A few times, in the ruins, I came to spots where there were big steel grid gates, more like a drawbridge or gate that would be dropped in a river or something. You could see through this fenced area to a special area inside. In there was a large cleared area of a few square kilometers. Much of it had been cleared of everything but dirt, and excavated deeper than other areas. It looked cleaned up as if no city had ever been there. Off about a kilometer away, in the background, I could see a big machine working. It was like a car carrier, scaled up to be about 4 times wider, 4 times higher, and longer. It also resembled a combine (harvester) in how it functioned. I called it a city-eater. It converted the ruined city into empty space and materials for building new city. It took in the ruins of the old city at the front, and discharged small amounts of dirt underneath or from the back. Apparently the chopped-up bits of city that it was taking in were sorted into bins inside for re-use. I thought that these machines were human-operated, but while I was watching one, it turned and headed toward me. I thought that it was responding to my staring at it, but it was just coming to the gate where I happened to be. I saw then that it was autonomous, not human-operated, and that it responded to human speech. A guard at the gate met it and left, speaking with it, as it maneuvered down the street toward the port. I followed it to find it there waiting for a ship. Traffic, by the way, was very busy, and consisted of cars, trucks, and bicycles that didn't seem much different than now.

I was able to bring my family there, but we didn't live in a single-family unit like the bamboo-refinished antique apartments of the old city. There was a larger social unit, an intermediate one, that doesn't exist today. Unlike the Work Unit of China, this was like a Living Unit. I think there may have been about a hundred or more of us. We were together in the open air at picnic-tables at the twilight, talking with others. Later, inside, I saw a kitchen area. There was a colored slider-abacus-like device to show when it was your turn to cook. There was room for about 20 people to work, with 4 or 5 rows of counters, with 4 or 5 work stations in each row. Each work space was walled off like a library carrel. These carrels and the walls were made of a plastic or glassy material about 4 to 6 inches thick. Some children were standing up on top of the dividers or trying to help out their dads and moms with cooking chores. There was a nice atmosphere, like a house or casual restaurant more than work. There was a big round metal grill or griddle (teppan) shaped like a barrel, and on top, some kind of gyoza, about 50 of them, were cooking.

Near the cooking area was a shower area. I didn't see any baths, but there were showers for about 20 people at this location, semiprivate. The walls were made of this glassy material that looked like marble or superball-sized pieces of clear glass or plastic, mixed in with some colored pieces of the glass or plastic, had been melded together into semi-translucent walls. There were doors made of this stuff on some showers, which were more like stalls, others were in a more open part of the shower area.

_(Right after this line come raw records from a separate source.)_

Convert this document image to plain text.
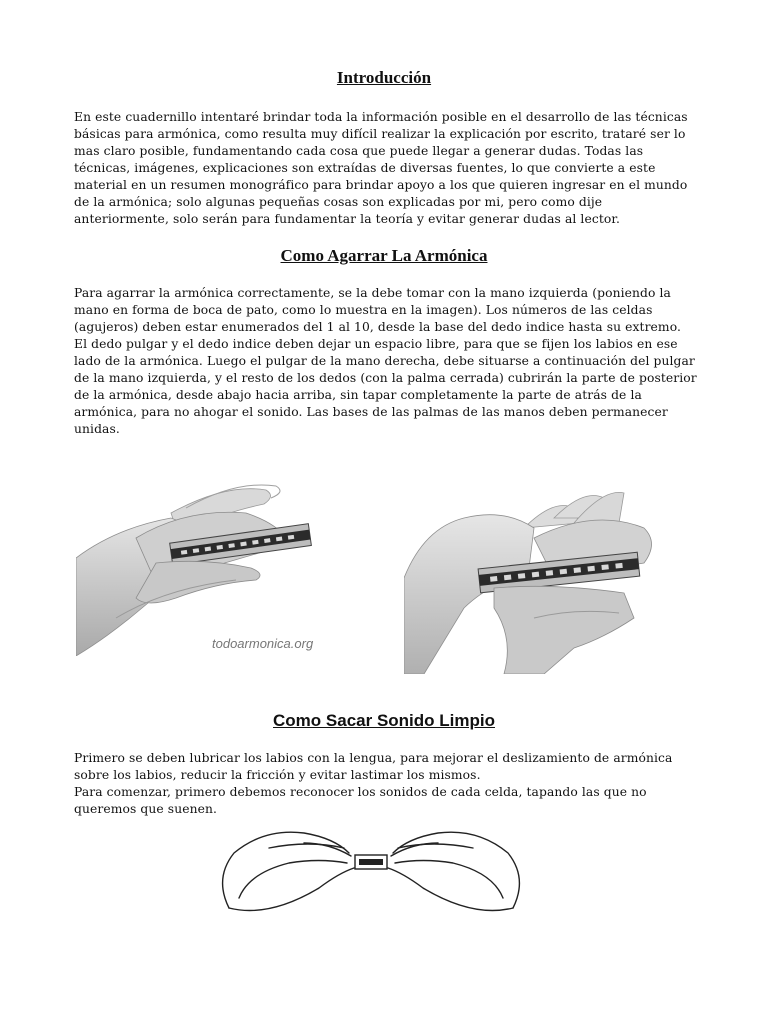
Introducción

En este cuadernillo intentaré brindar toda la información posible en el desarrollo de las técnicas básicas para armónica, como resulta muy difícil realizar la explicación por escrito, trataré ser lo mas claro posible, fundamentando cada cosa que puede llegar a generar dudas. Todas las técnicas, imágenes, explicaciones son extraídas de diversas fuentes, lo que convierte a este material en un resumen monográfico para brindar apoyo a los que quieren ingresar en el mundo de la armónica; solo algunas pequeñas cosas son explicadas por mi, pero como dije anteriormente, solo serán para fundamentar la teoría y evitar generar dudas al lector.

Como Agarrar La Armónica

Para agarrar la armónica correctamente, se la debe tomar con la mano izquierda (poniendo la mano en forma de boca de pato, como lo muestra en la imagen). Los números de las celdas (agujeros) deben estar enumerados del 1 al 10, desde la base del dedo indice hasta su extremo. El dedo pulgar y el dedo indice deben dejar un espacio libre, para que se fijen los labios en ese lado de la armónica. Luego el pulgar de la mano derecha, debe situarse a continuación del pulgar de la mano izquierda, y el resto de los dedos (con la palma cerrada) cubrirán la parte de posterior de la armónica, desde abajo hacia arriba, sin tapar completamente la parte de atrás de la armónica, para no ahogar el sonido. Las bases de las palmas de las manos deben permanecer unidas.

todoarmonica.org
Como Sacar Sonido Limpio

Primero se deben lubricar los labios con la lengua, para mejorar el deslizamiento de armónica sobre los labios, reducir la fricción y evitar lastimar los mismos.

Para comenzar, primero debemos reconocer los sonidos de cada celda, tapando las que no queremos que suenen.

The eating area was near here, too. It seemed a little too crowded and brightly lit. There was picnic-table type seating, i.e. benches and long tables. It all seemed to be indoors, and I don't remember windows in any of these areas, so maybe we were underground.

On waking up, the dream began to evaporate very quickly. I took a few notes to try to save some of it, but most dripped back into the subconscious like water flowing out of a car dredged from a river, or soap bubbles popping.

Update: (20061021): I remembered that "Gunkanjima" -- Hashima Island, in Nagasaki Prefecture, possibly the most densely populated place on earth in 1959, and abandoned since 1974, is a good place to see the process of modern high-rise architecture returning to nature, except that you can't really legally go there, so look up some of the online galleries.